Undirected graph in first order logic

Question

I'm trying to model an undirected edge in a graph. If we have an edge $(a \to b)$ given in a database, the edge $(b \to a)$ is of course implied.

Given the predicate Has_Connection(a, b). It indicates nodes a and b having a connection.

I now want to make a new predicate (eg Has_Sym_Connection(a, b)) that defines that if we have a database with Has_Connection(a, b) in it, Has_Sym_Connection(b, a) is also true.

So far I tried the following:

Has_Symm_Connection(a, b) => Has_Connection(a, b) || Has_Connection(b, a)
Has_Symm_Connection(a, b) <=> Has_Connection(a, b) || Has_Connection(b, a)
Has_Symm_Connection(a, b) <= Has_Connection(a, b) || Has_Connection(b, a)

None of them seem to do the trick.

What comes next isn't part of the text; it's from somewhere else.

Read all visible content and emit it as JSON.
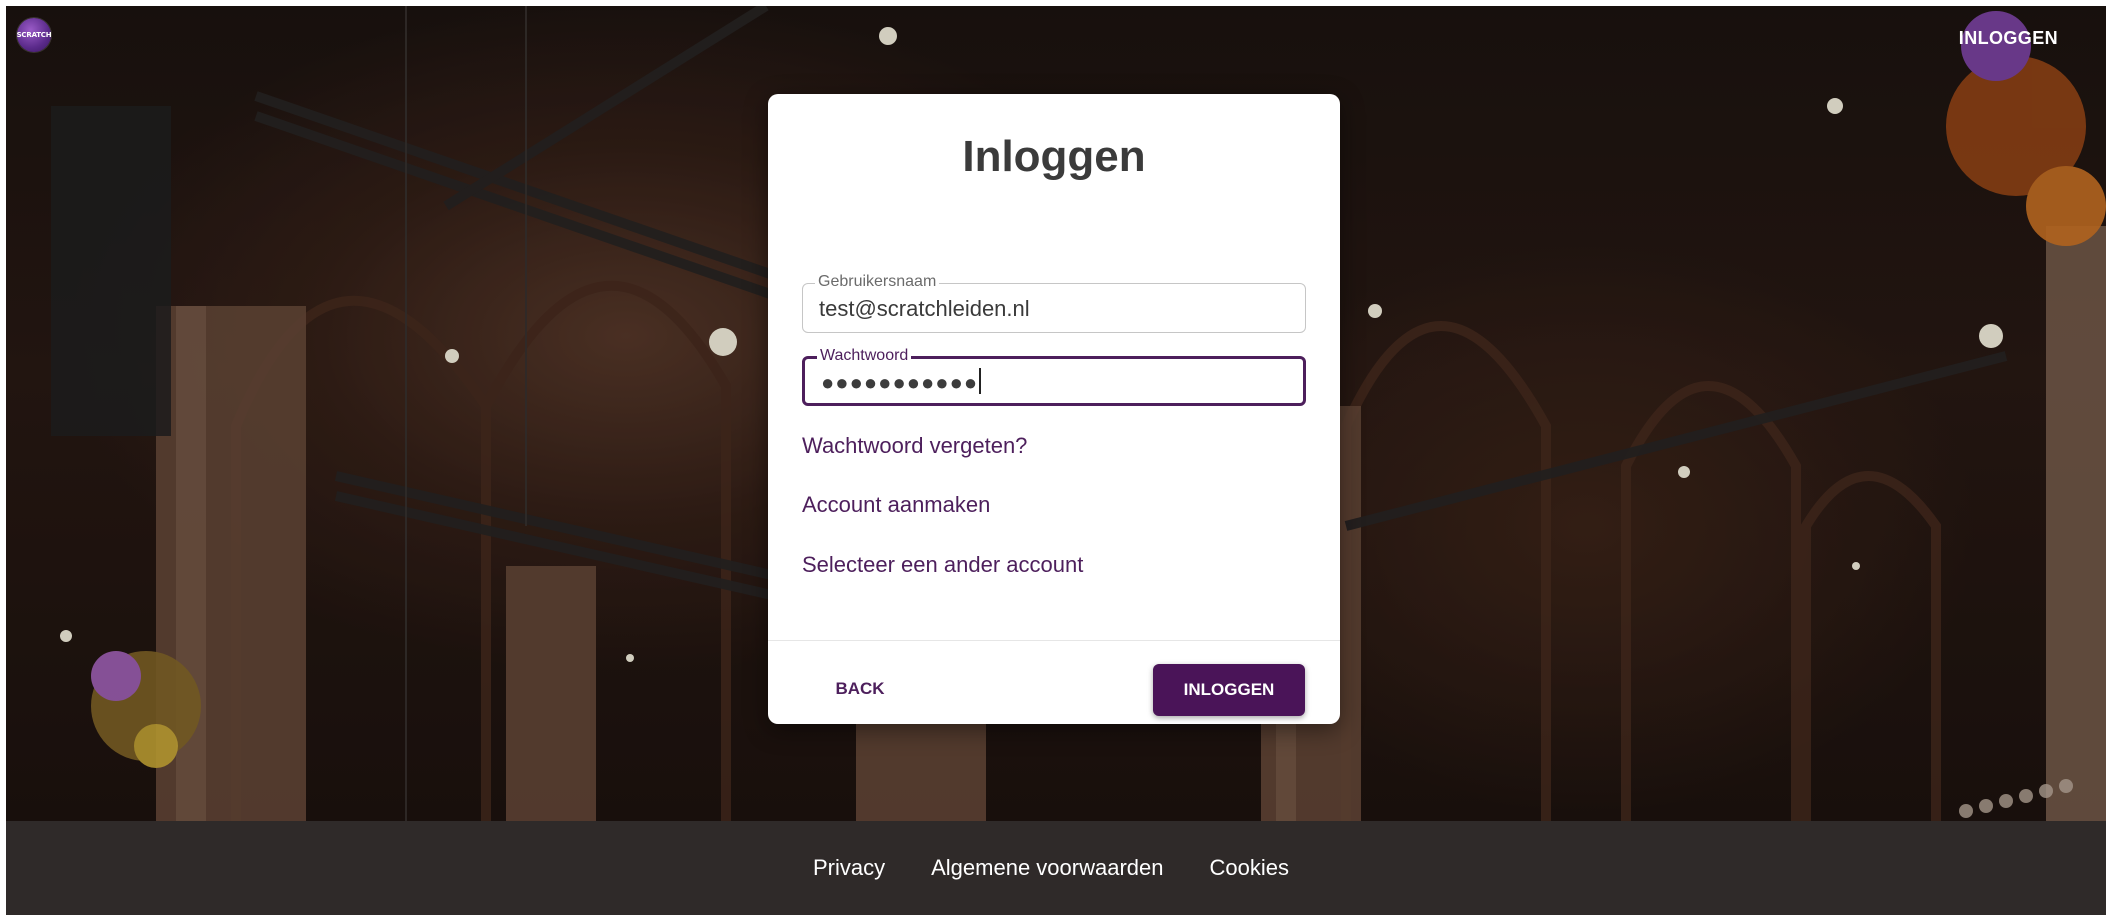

Can someone point me towards the right direction?

An example of where it goes wrong. (Example is Linear Time Calculus)

Has_Connection = {(a, b), (b, c), (c, a)}; (A structure with initial values.)

What I'm modelling in the following is that, an entity its position changes when it moves to a connected node.

This works, but only in one direction, as specified in the structure above:

$\forall$ t, loc: C_Location(t, loc1) $\leftarrow$ Move_To(t, loc1) & $\exists$ loc2 : Location(t) = loc2 & (Has_Connection(loc2, loc).

This however, leads to an unsatisfiable problem with any of the above rules:

$\forall$ t, loc: C_Location(t, loc1) $\leftarrow$ Move_To(t, loc1) & $\exists$ loc2 : Location(t) = loc2 & Has_Symm_Connection(loc, loc2).

Answer 1

Checking: $|\,|$ is the boolean 'or' in your programming language, whereas $\&\&$ is the Boolean 'and', correct?

$\begin{array}{c:c|c|c}\tiny\textsf{Has_Connection}(a,b) & \tiny\textsf{Has_Connection}(b, a) & \tiny\textsf{Has_Connection}(a,b)\,|\,|\,\textsf{Has_Connection}(b,a) & \tiny\textsf{Has_Sym_Connection}(a,b) & \tiny\textsf{Has_Connection}(a,b)\&\&\textsf{Has_Connection}(b,a) \\ \hline \color{blue}{T} & \color{blue}{T} & \color{blue}{T} & \color{blue}{T} & \color{blue}{T} \\ \color{blue}{T} & \color{red}{F} & \color{blue}{T} & \color{red}{F} & \color{red}{F} \\ \color{red}{F} & \color{blue}{T} & \color{blue}{T} & \color{red}{F} & \color{red}{F} \\ \color{red}{F} & \color{red}{F} & \color{red}{F} & \color{red}{F} & \color{red}{F} \end{array}$

So $\textsf{Has_Sym_Connection}(a,b) \implies \textsf{Has_Connection}(a,b)\,|\,|\,\textsf{Has_Connection}(b,a)$ is always satisfiable, but the other cases can be unsatisfied.

• $\implies$ requires the consequent to be true whenever the antecedent is.
• $\impliedby$ requires the antecedent to be true whenever the consequent is.
• $\iff$ requires both the antecedent and consequent to be true whenever either is.